The album can be rewarding should you manage to filter out his voice, but only moderately so, due to a combination of increasingly linear song-writing and flat, sterilised production values. The ultra-compressed guitar tone saps whatever energy Haley attempts to put into the riffs, and while the drums feel a cut above a machine as far as dynamics go, they still take a back seat to the guitars in terms of performance and the vocals in terms of presence. At this point, it feels as though Psycroptic are trying to break ground with a more mainstream audience, but they’re setting themselves up to fail by merely diluting their death metal attributes instead of abandoning them entirely. Rather than an unremitting succession of high-octane riffs a la Ob(Servant)

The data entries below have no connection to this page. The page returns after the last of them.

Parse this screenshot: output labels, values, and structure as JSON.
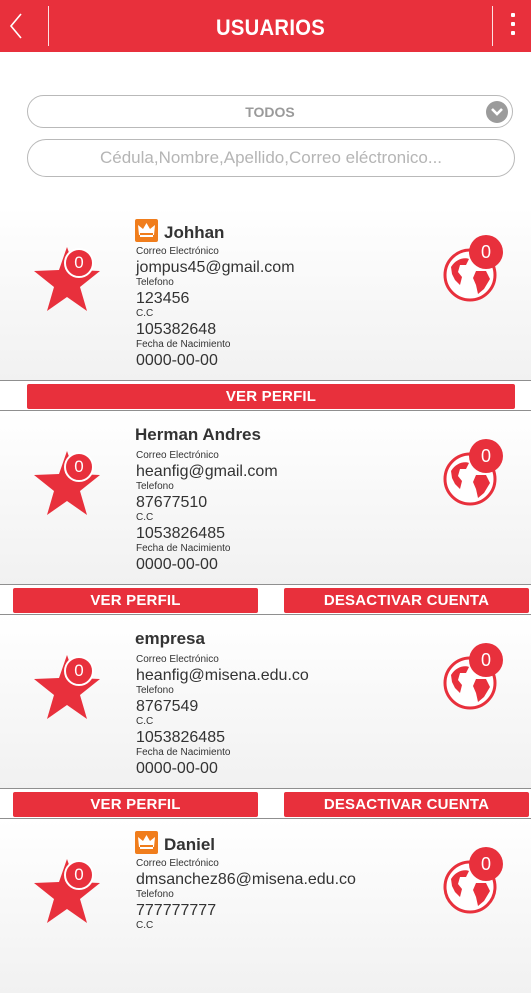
{
  "header": {
    "title": "USUARIOS"
  },
  "filter": {
    "selected": "TODOS"
  },
  "search": {
    "placeholder": "Cédula,Nombre,Apellido,Correo eléctronico..."
  },
  "labels": {
    "email": "Correo Electrónico",
    "phone": "Telefono",
    "cc": "C.C",
    "birth": "Fecha de Nacimiento"
  },
  "buttons": {
    "view_profile": "VER PERFIL",
    "deactivate": "DESACTIVAR CUENTA"
  },
  "colors": {
    "accent": "#e8303c",
    "crown": "#f07d1c"
  },
  "users": [
    {
      "name": "Johhan",
      "admin_icon": "crown-icon",
      "email": "jompus45@gmail.com",
      "phone": "123456",
      "cc": "105382648",
      "birth": "0000-00-00",
      "star_count": "0",
      "globe_count": "0"
    },
    {
      "name": "Herman Andres",
      "email": "heanfig@gmail.com",
      "phone": "87677510",
      "cc": "1053826485",
      "birth": "0000-00-00",
      "star_count": "0",
      "globe_count": "0"
    },
    {
      "name": "empresa",
      "email": "heanfig@misena.edu.co",
      "phone": "8767549",
      "cc": "1053826485",
      "birth": "0000-00-00",
      "star_count": "0",
      "globe_count": "0"
    },
    {
      "name": "Daniel",
      "admin_icon": "crown-icon",
      "email": "dmsanchez86@misena.edu.co",
      "phone": "777777777",
      "cc": "",
      "birth": "",
      "star_count": "0",
      "globe_count": "0"
    }
  ]
}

, the songs predictably alternate between similarly complex riff barrages, melodic ceases and even cheesy, anthemic, vocally-driven choruses, with the most brazen examples appearing in “Echoes to Come”, “Soul Once Lost” and “Setting The Skies Ablaze”. The end result is something too pacified to sate the palettes of long-time fans, but still too harsh to sit comfortably with the masses.
In short, Psycroptic’s eponymous offering feels like the band is on auto-pilot, capable of something far superior but unwilling to do so. While there is nothing particularly offensive about it beyond the vocal performance, it simply underwhelms with regularity, teasing you with the odd moment of brilliance but amounting to very little.